El partido es largo y duro. Tengo que dar mi máximo en todo momento y acabo totalmente destrozada. Me había equivocado con Nick. Le había considerado indigno de ser mi rival y casi soy yo la que no se puede comparar con él. Acabo jadeando y él fresco y tranquilo, como si no le costase nada. Y, por si fuera poco, acabo perdiendo. Aunque en mi defensa diré que por poco.
Nick se acerca a mí cuando el partido ya ha acabado y me tiende la mano:
-Bien jugado, Brookie.
-No lo suficiente-contesto. Lo cierto es que estoy bastante decepcionada conmigo misma. He ganado un torneo nacional y no soy capaz de ganar un simple partido. Es culpa suya, que me desconcentra.
Paul aplaude en todo momento desde el banco que se encuentra al lado de la pista. Me da ánimos que ni siquiera escucho y anima también a su hermano, aunque éste parece no necesitarlos. Mis tios están a su lado. Mi tia con una sombrilla y su marido de pie a su lado, observándolo todo con interés. Mis primos corren de un lado a otro chillando y moviéndose sin parar.
Me dirijo a mi habitación a ducharme cuando acabamos. El sol es abrasador y el calor me agobia.
-Brooke, ¡ven a jugar con nosotros!-me grita Tim. Yo le prometo que luego y me voy directa a la ducha.
El agua fría alivia el sofocón y me hace pensar con más claridad. Recordemos la última noticia: estoy prometida con un hombre al que acabo de conocer y cuyo hermano me saca de mis casillas.
Salgo de la ducha y me visto con un ligero vestido azul claro, que deja pasar el aire y no me da tanto calor. Y así, con el pelo mojado, me voy a la biblioteca.
En cuanto entro vienen a mi cabeza todas las tardes escondida entre las altas estanterías de roble, y los voluminosos libros llenos de aventuras, romances, historias y finales. Cojo uno de ellos, el más usado por mí. "Orgullo y prejuicio". Todos los veranos lo leo, es uno de mis favoritos. Abro la primera página y comienzo desde el principio, que casi me sé de memoria. Pero cuando no voy ni por la segundo página una risa me interrumpe. Alzo la cabeza y avanzo entre las estanterías para descubrir al intruso, que no es otro que Nick, sentado en una silla y leyendo algo. Alza la cabeza para mirarme y me dice:
-Vaya, eras todo un cerebrito con ocho años-se burla. Miro sus manos y me encuentro con que está leyendo mi diario.
-¿No te dije que me lo devolvieses?-le digo intentando quitárselo. Pero él es más rápido y lo cierra, moviéndolo para que yo no lo alcance y poniéndose de pie.
-Y yo te dije que primero lo acabaría. Tu vida es tremendamente interesante-se burla.-¡Quién iba a decir que con ocho años ya sabrías dividir!-ironiza. Recuerdo que en mi diario puse todo lo que había aprendido ese año con orgullo. Solo tenía ocho años, ¿qué iba a poner?

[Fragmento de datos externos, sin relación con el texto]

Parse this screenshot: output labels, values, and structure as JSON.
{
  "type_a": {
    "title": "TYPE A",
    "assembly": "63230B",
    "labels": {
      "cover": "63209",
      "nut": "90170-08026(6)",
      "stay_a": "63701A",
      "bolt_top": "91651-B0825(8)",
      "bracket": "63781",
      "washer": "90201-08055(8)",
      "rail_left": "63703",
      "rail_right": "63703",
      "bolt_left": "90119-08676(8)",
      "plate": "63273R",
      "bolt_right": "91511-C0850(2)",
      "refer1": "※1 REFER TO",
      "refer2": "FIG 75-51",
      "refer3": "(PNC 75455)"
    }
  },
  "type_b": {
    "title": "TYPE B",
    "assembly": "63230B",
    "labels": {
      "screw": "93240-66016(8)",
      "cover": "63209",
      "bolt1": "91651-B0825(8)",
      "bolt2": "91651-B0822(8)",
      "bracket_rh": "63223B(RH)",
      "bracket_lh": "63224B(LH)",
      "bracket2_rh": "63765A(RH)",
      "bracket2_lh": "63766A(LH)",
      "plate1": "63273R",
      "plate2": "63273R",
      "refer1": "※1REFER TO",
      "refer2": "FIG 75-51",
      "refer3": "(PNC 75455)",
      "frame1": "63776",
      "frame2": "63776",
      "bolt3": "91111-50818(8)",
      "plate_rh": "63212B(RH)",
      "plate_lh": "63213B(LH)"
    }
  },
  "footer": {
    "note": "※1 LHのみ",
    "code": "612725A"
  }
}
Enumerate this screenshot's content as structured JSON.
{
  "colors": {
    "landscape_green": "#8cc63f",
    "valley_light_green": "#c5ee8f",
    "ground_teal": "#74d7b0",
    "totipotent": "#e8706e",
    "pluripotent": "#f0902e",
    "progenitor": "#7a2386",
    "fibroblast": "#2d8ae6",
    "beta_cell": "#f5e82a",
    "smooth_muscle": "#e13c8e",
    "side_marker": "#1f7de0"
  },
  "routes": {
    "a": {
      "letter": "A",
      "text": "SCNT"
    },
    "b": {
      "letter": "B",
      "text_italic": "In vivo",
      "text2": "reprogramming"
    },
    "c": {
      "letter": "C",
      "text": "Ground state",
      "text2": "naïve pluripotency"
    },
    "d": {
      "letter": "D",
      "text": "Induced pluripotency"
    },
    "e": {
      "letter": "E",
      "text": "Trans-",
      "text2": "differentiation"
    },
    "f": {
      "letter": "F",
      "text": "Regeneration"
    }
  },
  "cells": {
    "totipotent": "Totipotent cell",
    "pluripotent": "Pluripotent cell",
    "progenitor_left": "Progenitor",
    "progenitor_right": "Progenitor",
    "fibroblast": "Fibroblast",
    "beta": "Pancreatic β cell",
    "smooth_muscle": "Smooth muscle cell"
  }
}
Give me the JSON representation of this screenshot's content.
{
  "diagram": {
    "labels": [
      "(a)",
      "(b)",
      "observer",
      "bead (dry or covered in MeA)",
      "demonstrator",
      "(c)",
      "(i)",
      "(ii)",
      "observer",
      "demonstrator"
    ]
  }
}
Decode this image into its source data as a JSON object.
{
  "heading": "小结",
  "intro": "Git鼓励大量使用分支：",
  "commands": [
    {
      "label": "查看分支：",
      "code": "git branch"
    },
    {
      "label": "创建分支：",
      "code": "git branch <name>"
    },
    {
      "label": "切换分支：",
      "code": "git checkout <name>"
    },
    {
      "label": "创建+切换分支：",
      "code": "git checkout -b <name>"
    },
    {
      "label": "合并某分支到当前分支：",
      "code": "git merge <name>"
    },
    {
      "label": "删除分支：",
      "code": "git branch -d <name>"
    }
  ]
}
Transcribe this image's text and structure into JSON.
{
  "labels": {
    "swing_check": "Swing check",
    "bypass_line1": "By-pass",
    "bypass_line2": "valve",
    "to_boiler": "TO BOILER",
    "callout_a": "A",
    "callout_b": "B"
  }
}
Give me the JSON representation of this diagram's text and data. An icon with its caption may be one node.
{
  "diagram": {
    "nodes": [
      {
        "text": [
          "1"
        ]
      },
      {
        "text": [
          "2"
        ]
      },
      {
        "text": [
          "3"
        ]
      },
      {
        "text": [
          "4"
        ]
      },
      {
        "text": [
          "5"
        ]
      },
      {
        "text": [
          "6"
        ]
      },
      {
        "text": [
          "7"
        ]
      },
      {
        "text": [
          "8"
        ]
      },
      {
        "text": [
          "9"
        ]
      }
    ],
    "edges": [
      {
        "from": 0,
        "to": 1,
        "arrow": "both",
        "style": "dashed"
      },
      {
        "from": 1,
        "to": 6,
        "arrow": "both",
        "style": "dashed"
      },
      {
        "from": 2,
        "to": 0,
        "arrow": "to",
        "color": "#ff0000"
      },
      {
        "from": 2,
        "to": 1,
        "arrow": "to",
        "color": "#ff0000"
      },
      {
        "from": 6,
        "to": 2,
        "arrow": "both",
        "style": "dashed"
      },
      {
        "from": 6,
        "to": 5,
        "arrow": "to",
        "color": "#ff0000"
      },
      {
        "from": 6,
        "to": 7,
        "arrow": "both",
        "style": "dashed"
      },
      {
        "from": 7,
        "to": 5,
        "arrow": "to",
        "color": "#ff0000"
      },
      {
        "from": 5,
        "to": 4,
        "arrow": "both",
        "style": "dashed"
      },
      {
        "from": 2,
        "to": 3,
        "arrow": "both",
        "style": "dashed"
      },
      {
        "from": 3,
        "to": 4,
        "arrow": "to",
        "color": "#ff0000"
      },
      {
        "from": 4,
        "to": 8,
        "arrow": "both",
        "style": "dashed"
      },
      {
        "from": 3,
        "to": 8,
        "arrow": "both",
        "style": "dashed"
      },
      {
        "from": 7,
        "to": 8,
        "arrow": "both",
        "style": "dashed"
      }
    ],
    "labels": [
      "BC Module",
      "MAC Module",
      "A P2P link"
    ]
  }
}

Intento agarrar de nuevo el diario pero él lo coloca por encima de su cabeza, estirando el brazo. Salto y no lo consigo alcanzar.
-Devuélvemelo-le ordeno.
-¿Así sin más?-me pregunta.-¿Cuál es la gracia?
-Es mi diario. No tiene ninguna-digo con frialdad. Él chasquea la lengua, decepcionado.
-¿Y tus modales, Brookie? Tienes que dejármelo o acabarás con tu papel de niña buena y complaciente-se burla de nuevo.
-No tengo ningún interés en complacerte-le suelto.
-¡Claro que sí!-se rie.-No te sientes completa si no eres útil para alguien. Dejas que los demás te utilicen porque te niegas a ser dueña de tu vida. ¿Qué vas a hacer, Brookie? ¿Dejar que te dirijan toda tu vida?
-Mi diario-le pido de nuevo, apretando los dientes. No voy a dejar que me arrastre de nuevo a una pelea.
-De acuerdo-accede al fin. Baja la mano con el diario y yo alargo la mano para cogerlo. Pero en el último momento lo aparta, escondiéndolo detrás de su espalda. Acerca su cara a la mía, de modo que puedo ver con toda claridad sus preciosos ojos verdes.-Dame un beso.
Esa frase me choca tanto que me cuesta un minuto reaccionar.
-Estoy prometida con tu hermano-tartamudeo. Él vuelve a chasquear la lengua con disgusto.
-Siempre se me olvida ese detalle.
Y me besa. Me pilla completamente por sorpresa y dejo que una su boca a la mía en un rápido beso en el que no me da tiempo ni a pensar.
Se aparta igual de rápido que se ha acercado y se da la vuelta. Sale por la puerta, dejando mi diario encima del sofá con suavidad. Yo le miro marcharse sin ser capaz de decir nada.